Solr index “commit” events are a necessary evil that often gets out of hand. A commit involves writing a segment file to the disk (which can trigger segment sorting and merging). The new segment is copied across the network to replicas on other nodes, with further merging.
It is usually adequate to commit every five minutes, yet we often see Solr indexes struggling to perform multiple commits per second! In that situation, CPU and JVM max out and replicas go into recovery.
How does this happen? Solr can be overwhelmed by commit=true and commitWithin=1000 params attached to /update requests. Solr tries to execute all of these individual requests, no matter how many arrive per minute. This makes it difficult for the Solr manager to create an effective commit strategy.
Fortunately, Solr engineers provided the IgnoreCommitOptimizeUpdateProcessorFactory to fix this problem. This processor lets Solr ignore commit and optimize demands that are attached to /update requests. The payload of the update is processed normally, but commit frequency conforms to the local autoCommit and autoSoftCommi settings.
In many cases, this dramatically improves indexing performance.
Context of the Modification
One can bring the Solr commit behavior under control by making a few edits to the solrconfig.xml file.
The following instructions show how to integrate IgnoreCommitOptimizeUpdateProcessorFactory and how to reset autoCommit and autoSoftCommit to more appropriate non-default settings. In general, these modifications presume the following context:
- Obtain the deployment’s solrconfig.xml file.
- Manually edit the file as described below.
- Upload the file to the deployment (as described in the previous link).
- Perform a rolling restart of the Solr nodes.
Step-by-Step Edits to Solrconfig.xml
The following images of changes to solrconfig.xml include line numbers at the left to help you find the right area of the file. Your line numbers won’t be quite the same as ours.
Begin by increasing the autoCommit setting to 5 minutes.

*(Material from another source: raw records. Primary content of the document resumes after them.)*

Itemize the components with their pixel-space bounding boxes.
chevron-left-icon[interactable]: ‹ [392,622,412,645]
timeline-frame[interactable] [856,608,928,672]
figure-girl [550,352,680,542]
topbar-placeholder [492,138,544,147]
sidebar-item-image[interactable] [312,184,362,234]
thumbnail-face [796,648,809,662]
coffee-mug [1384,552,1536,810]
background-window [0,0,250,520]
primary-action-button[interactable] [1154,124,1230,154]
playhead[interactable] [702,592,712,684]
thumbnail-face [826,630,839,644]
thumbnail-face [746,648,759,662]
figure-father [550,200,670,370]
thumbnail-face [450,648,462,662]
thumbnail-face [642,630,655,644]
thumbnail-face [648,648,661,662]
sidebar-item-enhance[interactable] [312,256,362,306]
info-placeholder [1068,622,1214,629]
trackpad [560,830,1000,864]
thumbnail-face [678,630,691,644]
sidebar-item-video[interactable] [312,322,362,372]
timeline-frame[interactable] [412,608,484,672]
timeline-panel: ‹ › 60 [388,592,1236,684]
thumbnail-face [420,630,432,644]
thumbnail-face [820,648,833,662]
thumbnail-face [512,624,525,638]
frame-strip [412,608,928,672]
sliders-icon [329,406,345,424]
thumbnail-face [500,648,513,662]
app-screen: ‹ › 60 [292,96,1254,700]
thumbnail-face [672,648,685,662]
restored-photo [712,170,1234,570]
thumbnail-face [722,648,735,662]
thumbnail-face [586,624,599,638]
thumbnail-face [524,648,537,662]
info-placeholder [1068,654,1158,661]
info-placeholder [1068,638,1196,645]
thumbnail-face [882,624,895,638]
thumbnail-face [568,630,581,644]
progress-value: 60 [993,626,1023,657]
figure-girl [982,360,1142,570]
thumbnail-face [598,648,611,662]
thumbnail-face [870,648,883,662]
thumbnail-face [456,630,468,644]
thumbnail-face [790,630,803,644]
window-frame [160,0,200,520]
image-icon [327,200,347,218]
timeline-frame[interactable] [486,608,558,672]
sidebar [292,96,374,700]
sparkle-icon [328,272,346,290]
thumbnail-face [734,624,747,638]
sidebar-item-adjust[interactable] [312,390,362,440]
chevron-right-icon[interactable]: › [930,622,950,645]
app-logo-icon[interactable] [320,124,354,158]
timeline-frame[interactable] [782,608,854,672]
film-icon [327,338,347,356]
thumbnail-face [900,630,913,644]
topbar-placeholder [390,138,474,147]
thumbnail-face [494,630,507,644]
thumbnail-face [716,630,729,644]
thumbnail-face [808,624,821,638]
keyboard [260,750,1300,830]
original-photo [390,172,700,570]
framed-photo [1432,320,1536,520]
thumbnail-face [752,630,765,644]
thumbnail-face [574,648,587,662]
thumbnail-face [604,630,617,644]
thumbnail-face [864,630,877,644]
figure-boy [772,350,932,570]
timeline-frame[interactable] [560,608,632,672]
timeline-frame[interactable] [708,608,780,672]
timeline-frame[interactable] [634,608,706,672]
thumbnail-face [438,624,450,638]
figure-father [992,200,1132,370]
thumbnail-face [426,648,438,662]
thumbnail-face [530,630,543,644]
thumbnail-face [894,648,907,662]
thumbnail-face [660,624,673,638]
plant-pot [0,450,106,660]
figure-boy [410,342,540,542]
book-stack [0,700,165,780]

The actual setting is in milliseconds, so five minutes is 5 x 60 x 1000 = 300000.
Next, scroll down a few lines and set autoSoftCommit to two minutes. A “soft” commit creates a new searcher, but does not write a segment to disk. This keeps your search results fresh while reducing the expense of hard commits.
2 x 60 x 1000 = 120000.
The next step is to add a new stage to the UpdateRequestProcessor workflow. Scroll down some more and insert this line:
Now we have to define the new stage. Scroll down to the Update Processors section of the file. Add this entire element:
Here it is again so you can copy/paste:
<updateRequestProcessorChain name="ignore-commit-from-client" default="true"> <processor class="solr.IgnoreCommitOptimizeUpdateProcessorFactory"> <int name="statusCode">200</int> </processor> <processor class="solr.LogUpdateProcessorFactory" /> <processor class="solr.DistributedUpdateProcessorFactory" /> <processor class="solr.RunUpdateProcessorFactory" /> </updateRequestProcessorChain>
That’s the final change. Save the file. Upload it to the appropriate configset. Restart the Solr nodes.